Some athletes like Mike Frey, junior sociology major and wrestler, are aware of these myths. “Something a lot of people don’t understand about them is that a protein shake is a meal, so if you eat one of those and a meal you’re getting two meals as opposed to one meal, and if you ate an entire plate, you’re negating everything you gained from that protein shake,” said Frey. “If you have that protein shake, you’d better be on a clean diet too.”
There is a risk that comes with taking supplements, though, because according to Gerken and the Food and Drug Administration website, supplement manufacturers are not required to obtain approval from the FDA. “So if you go to GNC, for instance, and you buy this bottle of some kind of supplement, there is no way you know for sure that what it says in the ingredients is right or [if] the components and measures are accurate, because nobody is monitoring it to make sure that it’s done right—because it’s not food- or drug-controlled,” said Gerken.
When teams make it to the NCAA tournaments, there are random drug tests on student athletes. These tests can turn out positive because of illegal substances that were in a supplement.
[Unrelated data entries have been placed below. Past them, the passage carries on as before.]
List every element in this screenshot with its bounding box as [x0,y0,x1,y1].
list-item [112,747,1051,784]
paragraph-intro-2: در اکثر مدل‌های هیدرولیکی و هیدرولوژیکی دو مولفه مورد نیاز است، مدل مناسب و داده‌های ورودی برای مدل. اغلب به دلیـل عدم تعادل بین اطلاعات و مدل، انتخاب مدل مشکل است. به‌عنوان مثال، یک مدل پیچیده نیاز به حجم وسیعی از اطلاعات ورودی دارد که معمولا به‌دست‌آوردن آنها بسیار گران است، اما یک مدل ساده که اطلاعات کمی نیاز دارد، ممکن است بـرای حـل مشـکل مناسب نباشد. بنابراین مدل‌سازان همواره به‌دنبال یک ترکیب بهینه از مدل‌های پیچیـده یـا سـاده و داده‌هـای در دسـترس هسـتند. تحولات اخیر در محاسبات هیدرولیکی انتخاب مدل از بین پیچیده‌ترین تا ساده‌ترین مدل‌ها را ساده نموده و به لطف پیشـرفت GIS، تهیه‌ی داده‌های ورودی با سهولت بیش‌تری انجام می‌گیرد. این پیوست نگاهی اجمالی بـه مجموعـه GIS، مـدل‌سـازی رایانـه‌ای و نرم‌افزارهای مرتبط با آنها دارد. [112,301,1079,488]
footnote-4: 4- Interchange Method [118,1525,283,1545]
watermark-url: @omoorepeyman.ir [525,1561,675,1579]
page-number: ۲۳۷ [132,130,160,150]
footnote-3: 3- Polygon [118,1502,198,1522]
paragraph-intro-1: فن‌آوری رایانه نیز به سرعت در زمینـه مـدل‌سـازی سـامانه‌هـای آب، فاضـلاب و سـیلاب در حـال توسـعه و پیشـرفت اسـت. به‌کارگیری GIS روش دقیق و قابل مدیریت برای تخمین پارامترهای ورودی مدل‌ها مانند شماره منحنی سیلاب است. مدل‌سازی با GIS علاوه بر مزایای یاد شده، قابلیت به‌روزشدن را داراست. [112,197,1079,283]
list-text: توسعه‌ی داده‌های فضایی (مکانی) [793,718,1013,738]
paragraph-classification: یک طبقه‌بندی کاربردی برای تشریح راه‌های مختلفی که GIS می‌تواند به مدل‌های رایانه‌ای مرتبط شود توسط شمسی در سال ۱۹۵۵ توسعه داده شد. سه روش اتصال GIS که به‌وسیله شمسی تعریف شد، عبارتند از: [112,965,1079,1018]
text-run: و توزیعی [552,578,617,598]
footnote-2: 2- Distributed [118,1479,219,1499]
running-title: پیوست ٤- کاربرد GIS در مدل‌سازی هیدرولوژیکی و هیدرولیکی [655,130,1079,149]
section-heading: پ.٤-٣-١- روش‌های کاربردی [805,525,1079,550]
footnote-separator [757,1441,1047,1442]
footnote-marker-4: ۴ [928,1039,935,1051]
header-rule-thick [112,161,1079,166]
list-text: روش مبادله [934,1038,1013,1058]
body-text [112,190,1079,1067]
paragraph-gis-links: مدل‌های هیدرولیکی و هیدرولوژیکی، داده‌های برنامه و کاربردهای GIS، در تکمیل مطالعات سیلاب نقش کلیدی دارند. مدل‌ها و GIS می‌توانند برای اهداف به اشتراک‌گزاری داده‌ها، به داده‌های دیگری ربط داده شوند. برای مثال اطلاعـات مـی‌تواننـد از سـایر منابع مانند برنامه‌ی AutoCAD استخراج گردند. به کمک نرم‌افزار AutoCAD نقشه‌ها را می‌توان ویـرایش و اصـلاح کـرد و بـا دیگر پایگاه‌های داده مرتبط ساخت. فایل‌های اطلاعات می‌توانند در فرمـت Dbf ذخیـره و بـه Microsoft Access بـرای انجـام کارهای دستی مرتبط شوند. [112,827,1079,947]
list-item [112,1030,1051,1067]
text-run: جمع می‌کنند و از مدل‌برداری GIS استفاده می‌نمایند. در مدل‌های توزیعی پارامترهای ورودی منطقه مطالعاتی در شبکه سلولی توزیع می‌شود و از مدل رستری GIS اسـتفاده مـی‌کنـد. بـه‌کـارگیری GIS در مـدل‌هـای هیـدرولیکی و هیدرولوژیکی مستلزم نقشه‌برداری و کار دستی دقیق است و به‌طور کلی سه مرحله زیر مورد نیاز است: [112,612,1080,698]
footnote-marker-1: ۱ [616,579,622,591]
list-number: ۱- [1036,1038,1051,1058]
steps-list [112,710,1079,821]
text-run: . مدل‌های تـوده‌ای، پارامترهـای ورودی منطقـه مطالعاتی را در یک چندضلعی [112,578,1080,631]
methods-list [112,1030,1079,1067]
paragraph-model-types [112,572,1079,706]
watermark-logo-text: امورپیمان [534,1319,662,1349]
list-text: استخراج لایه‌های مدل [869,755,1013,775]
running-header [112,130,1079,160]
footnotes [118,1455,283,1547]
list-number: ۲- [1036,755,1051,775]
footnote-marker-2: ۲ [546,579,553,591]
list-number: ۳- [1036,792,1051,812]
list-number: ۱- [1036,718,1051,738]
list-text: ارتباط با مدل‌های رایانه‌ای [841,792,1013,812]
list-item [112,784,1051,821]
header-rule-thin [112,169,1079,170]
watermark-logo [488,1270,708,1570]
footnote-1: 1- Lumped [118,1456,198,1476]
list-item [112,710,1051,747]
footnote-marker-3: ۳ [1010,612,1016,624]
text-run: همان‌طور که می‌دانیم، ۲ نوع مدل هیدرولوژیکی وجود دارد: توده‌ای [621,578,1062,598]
Quite often these substances will be misnamed or not listed on the supplement’s bottle. “So you might have something that is an illegal substance, banned by the NCAA or the Olympic committee, and you don’t know that you have it in your system,” said Gerken.
This can affect not only the athlete taking the supplement but the entire team as well. “They’ll say you had an athlete who tested positive, they’re ineligible for a year, all the team participation that they had—the wins become loses, and it affects everybody,” said Gerken. “It affects the record, it affects their own statistics and the team’s record.”
For student athletes that are seeking ways to improve their diets but can’t afford to hire a personal dietician or nutritionist, Gerken recommends speaking to members of the USM community. According to Gerken, members of the health center staff have an interest in and knowledge of dietary requirements. Gerken also recommends Robin Hoose, coordinator of fitness and recreation, as a good source for information about good nutritional habits.
Gerken’s main advice to athletes however is to make sure that they are ingesting enough calories using a well-balanced diet. “Carbs would probably be the most important thing and the balance of their diet, making sure they’re getting lots of vegetables and plenty of water,” said Gerken.